On 20 September, 2019, the world’s top 20 teams, supported by 1.8 million fans in-stadia and a global audience of hundreds of millions, will begin their quest to lift the most coveted trophy in rugby, the Webb Ellis Cup.
Since being awarded the hosting rights in 2009, the Japan Rugby 2019 organising committee in full partnership with World Rugby, the Japan Rugby Football Union and national and local government, has been focused on delivering a unique, once-in-a-lifetime tournament, Asia’s first Rugby World Cup.
And as the tournament reaches the year to go countdown, Beaumont, a member of the World Rugby Council that selected Japan as host nine years ago, is confident that the organisers are making good in their bid promises.
"World Rugby selected Japan as we believed in the tremendous opportunity to further the sport across Asia, and I am delighted to say that with a year to go, we are confident that Japan 2019 will be a very special, successful and game-changing Rugby World Cup.
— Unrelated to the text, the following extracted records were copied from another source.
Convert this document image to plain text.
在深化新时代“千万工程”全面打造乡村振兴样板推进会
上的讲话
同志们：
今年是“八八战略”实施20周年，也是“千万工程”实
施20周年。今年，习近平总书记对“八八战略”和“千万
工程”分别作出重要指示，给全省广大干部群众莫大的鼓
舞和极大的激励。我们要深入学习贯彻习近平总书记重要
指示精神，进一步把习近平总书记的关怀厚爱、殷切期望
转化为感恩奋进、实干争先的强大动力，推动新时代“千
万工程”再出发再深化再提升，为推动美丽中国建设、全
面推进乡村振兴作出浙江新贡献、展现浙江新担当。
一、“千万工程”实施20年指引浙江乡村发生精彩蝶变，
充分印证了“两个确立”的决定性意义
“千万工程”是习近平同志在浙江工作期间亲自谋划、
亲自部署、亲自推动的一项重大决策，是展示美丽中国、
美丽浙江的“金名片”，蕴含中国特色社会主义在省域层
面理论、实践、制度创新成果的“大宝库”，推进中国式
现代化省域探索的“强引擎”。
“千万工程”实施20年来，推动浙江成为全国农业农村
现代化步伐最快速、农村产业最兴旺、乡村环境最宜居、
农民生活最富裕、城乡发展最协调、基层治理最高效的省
"It will be the most impactful Rugby World Cup ever, attracting and retaining more than one million new rugby players in Asia, while changing the lives of tens of thousands of disadvantaged children in communities across Asia thanks to the generosity of fans supporting our transformational partnership with ChildFund Pass It Back.
"Japan 2019 will also benefit the whole of the nation from Sapporo in the north to Kumamoto in the south, delivering rugby and sports facilities for communities to enjoy, while pumping ¥216.6 billion added value into the economy.
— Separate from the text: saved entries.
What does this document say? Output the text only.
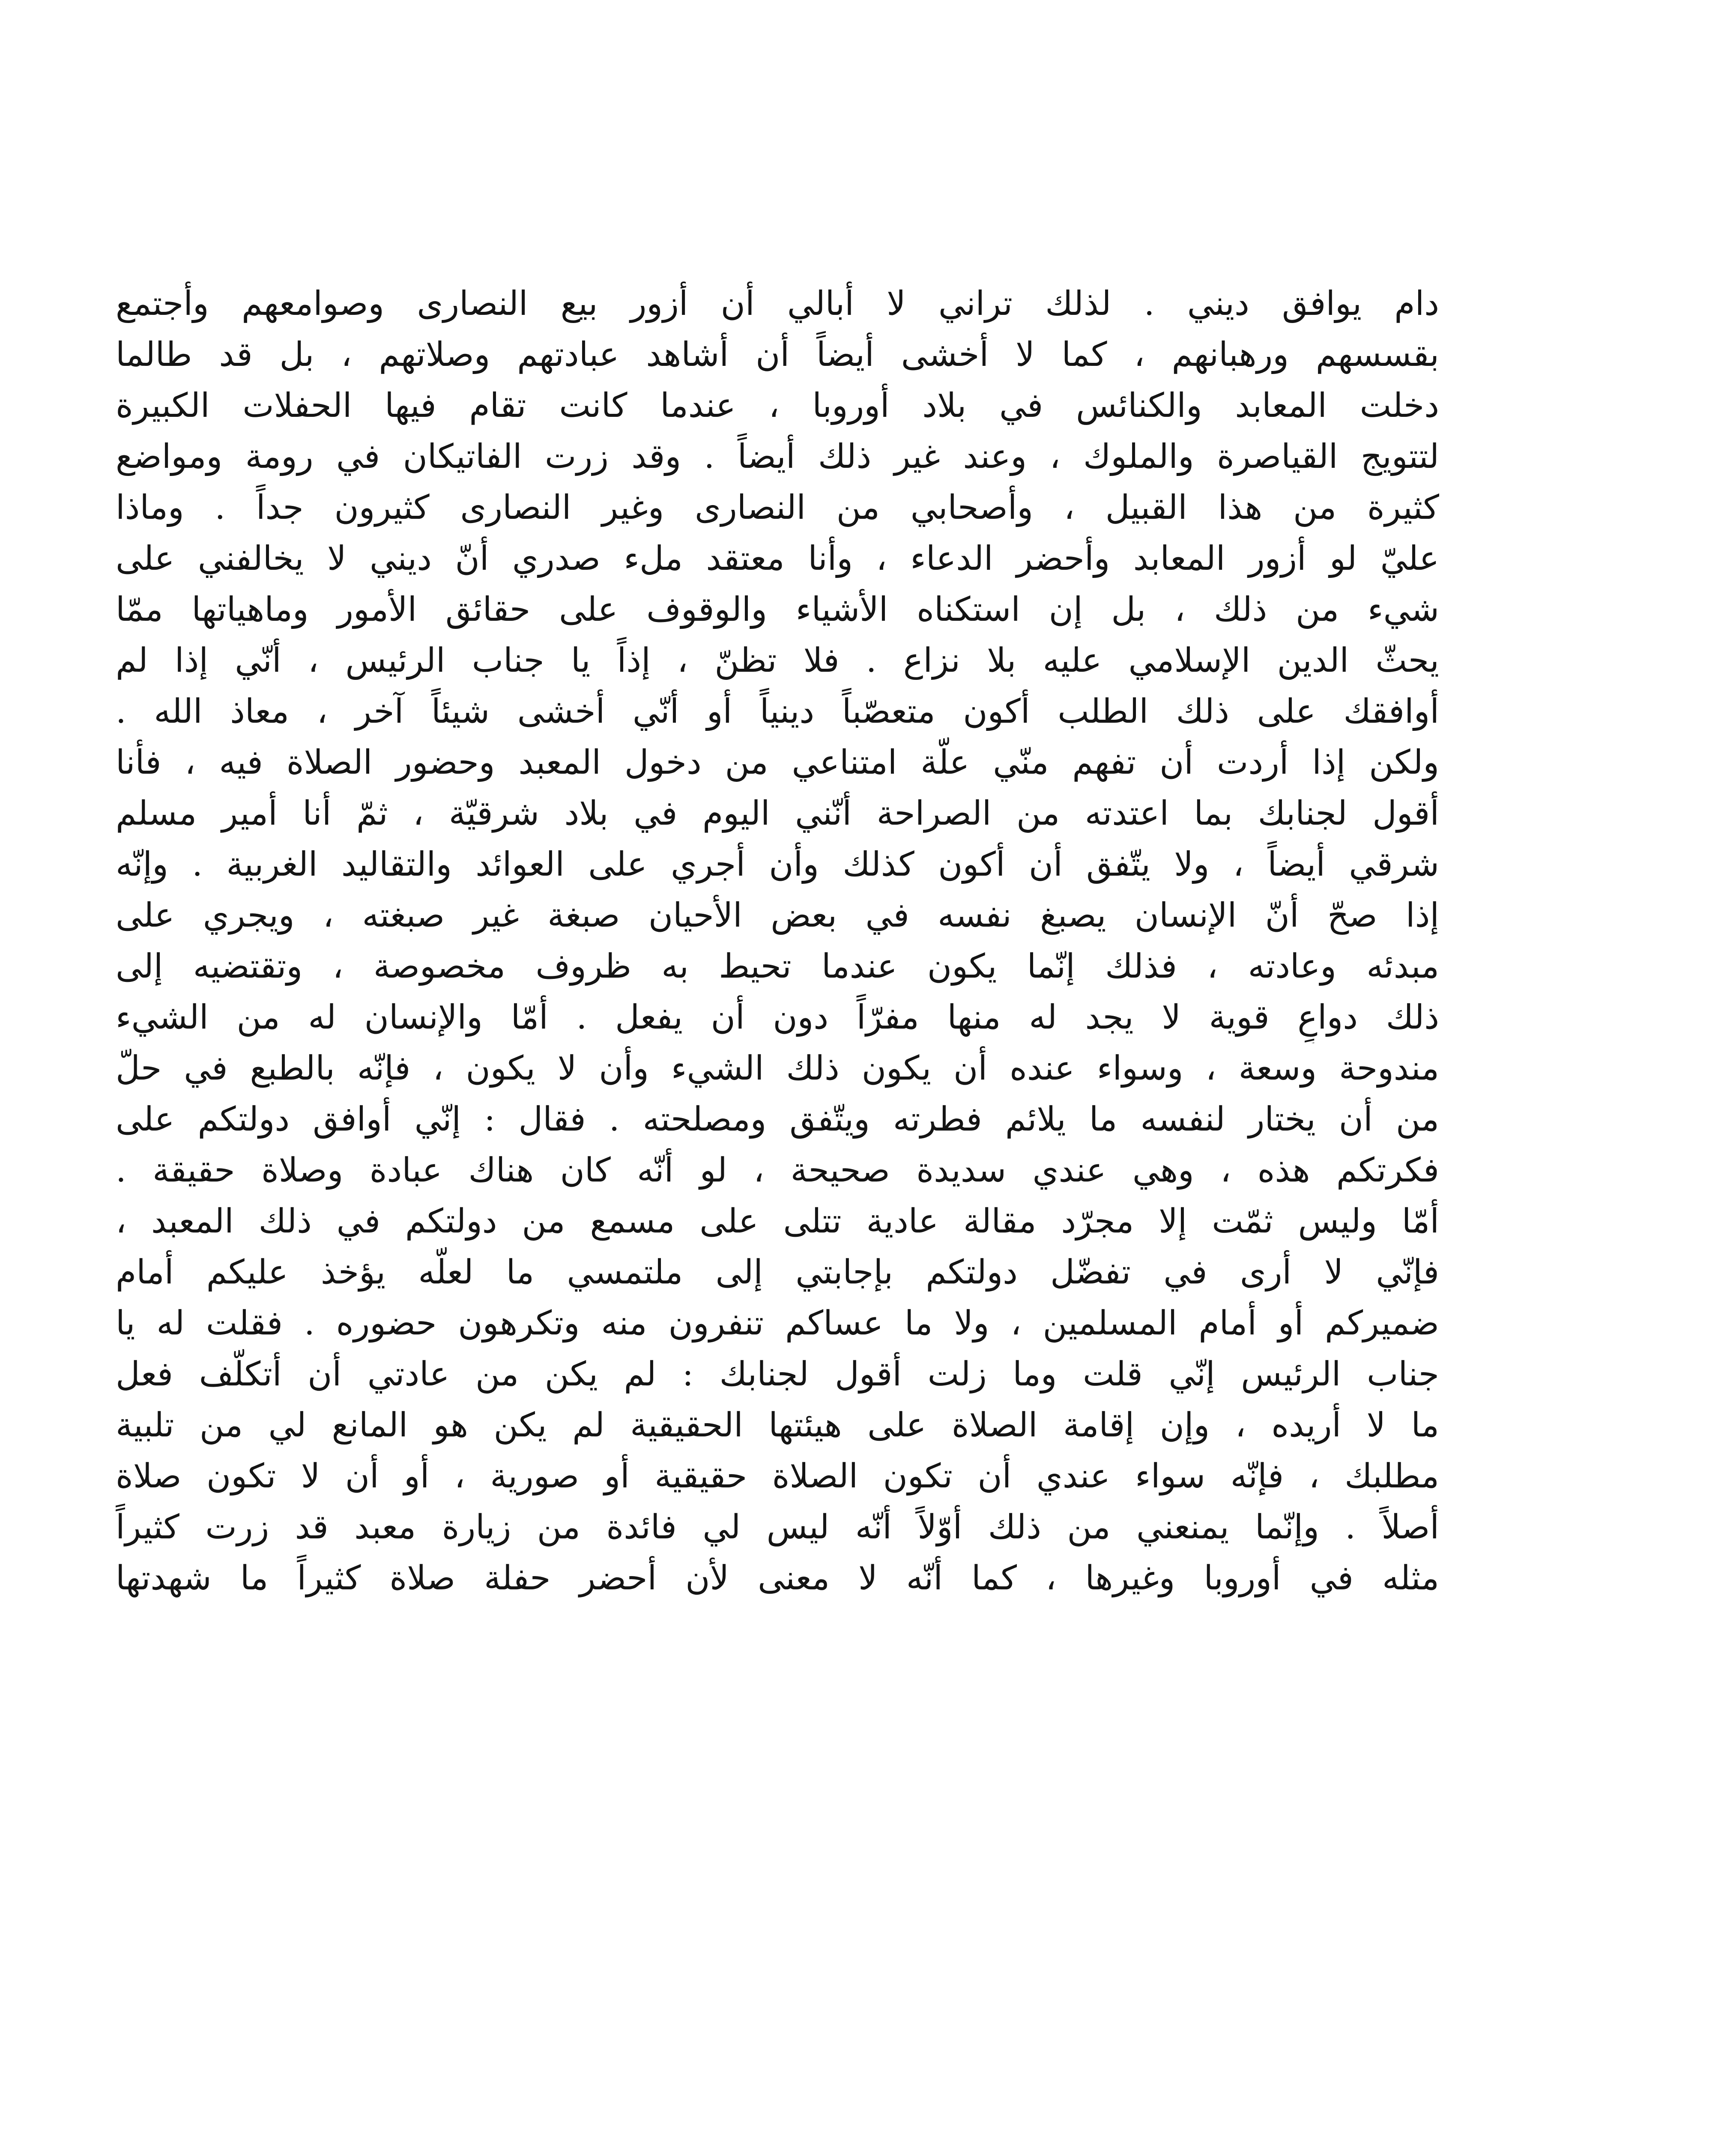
دام يوافق ديني . لذلك تراني لا أبالي أن أزور بيع النصارى وصوامعهم وأجتمع
بقسسهم ورهبانهم ، كما لا أخشى أيضاً أن أشاهد عبادتهم وصلاتهم ، بل قد طالما
دخلت المعابد والكنائس في بلاد أوروبا ، عندما كانت تقام فيها الحفلات الكبيرة
لتتويج القياصرة والملوك ، وعند غير ذلك أيضاً . وقد زرت الفاتيكان في رومة ومواضع
كثيرة من هذا القبيل ، وأصحابي من النصارى وغير النصارى كثيرون جداً . وماذا
عليّ لو أزور المعابد وأحضر الدعاء ، وأنا معتقد ملء صدري أنّ ديني لا يخالفني على
شيء من ذلك ، بل إن استكناه الأشياء والوقوف على حقائق الأمور وماهياتها ممّا
يحثّ الدين الإسلامي عليه بلا نزاع . فلا تظنّ ، إذاً يا جناب الرئيس ، أنّي إذا لم
أوافقك على ذلك الطلب أكون متعصّباً دينياً أو أنّي أخشى شيئاً آخر ، معاذ الله .
ولكن إذا أردت أن تفهم منّي علّة امتناعي من دخول المعبد وحضور الصلاة فيه ، فأنا
أقول لجنابك بما اعتدته من الصراحة أنّني اليوم في بلاد شرقيّة ، ثمّ أنا أمير مسلم
شرقي أيضاً ، ولا يتّفق أن أكون كذلك وأن أجري على العوائد والتقاليد الغربية . وإنّه
إذا صحّ أنّ الإنسان يصبغ نفسه في بعض الأحيان صبغة غير صبغته ، ويجري على
مبدئه وعادته ، فذلك إنّما يكون عندما تحيط به ظروف مخصوصة ، وتقتضيه إلى
ذلك دواعٍ قوية لا يجد له منها مفرّاً دون أن يفعل . أمّا والإنسان له من الشيء
مندوحة وسعة ، وسواء عنده أن يكون ذلك الشيء وأن لا يكون ، فإنّه بالطبع في حلّ
من أن يختار لنفسه ما يلائم فطرته ويتّفق ومصلحته . فقال : إنّي أوافق دولتكم على
فكرتكم هذه ، وهي عندي سديدة صحيحة ، لو أنّه كان هناك عبادة وصلاة حقيقة .
أمّا وليس ثمّت إلا مجرّد مقالة عادية تتلى على مسمع من دولتكم في ذلك المعبد ،
فإنّي لا أرى في تفضّل دولتكم بإجابتي إلى ملتمسي ما لعلّه يؤخذ عليكم أمام
ضميركم أو أمام المسلمين ، ولا ما عساكم تنفرون منه وتكرهون حضوره . فقلت له يا
جناب الرئيس إنّي قلت وما زلت أقول لجنابك : لم يكن من عادتي أن أتكلّف فعل
ما لا أريده ، وإن إقامة الصلاة على هيئتها الحقيقية لم يكن هو المانع لي من تلبية
مطلبك ، فإنّه سواء عندي أن تكون الصلاة حقيقية أو صورية ، أو أن لا تكون صلاة
أصلاً . وإنّما يمنعني من ذلك أوّلاً أنّه ليس لي فائدة من زيارة معبد قد زرت كثيراً
مثله في أوروبا وغيرها ، كما أنّه لا معنى لأن أحضر حفلة صلاة كثيراً ما شهدتها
"In keeping with a tournament that has rugby at heart, the team camp and match venue facilities are looking superb and everyone will receive an incredible welcome from engaged host cities and prefectures."
And with more than 400,000 visitors set to travel to Japan for the six-week tournament, STH Japan, the official travel and hospitality provider, has revised-up its official supporter tour and hospitality programme estimates owing to exceptional domestic and global demand.
Converting the opportunity of the first Rugby World Cup hosted in Asia has been a major priority for World Rugby, Asia Rugby and the Japan Rugby Football Union and at the one year to go celebration event in Tokyo today, Beaumont announced that the Asia 1 Million project, a key pillar of the Impact Beyond 2019 legacy programme, is 90 per cent of the way to achieving its target of one million new players in Asia with 899,000 participants to date, while more than 1,900 schools across Japan have implemented tag rugby.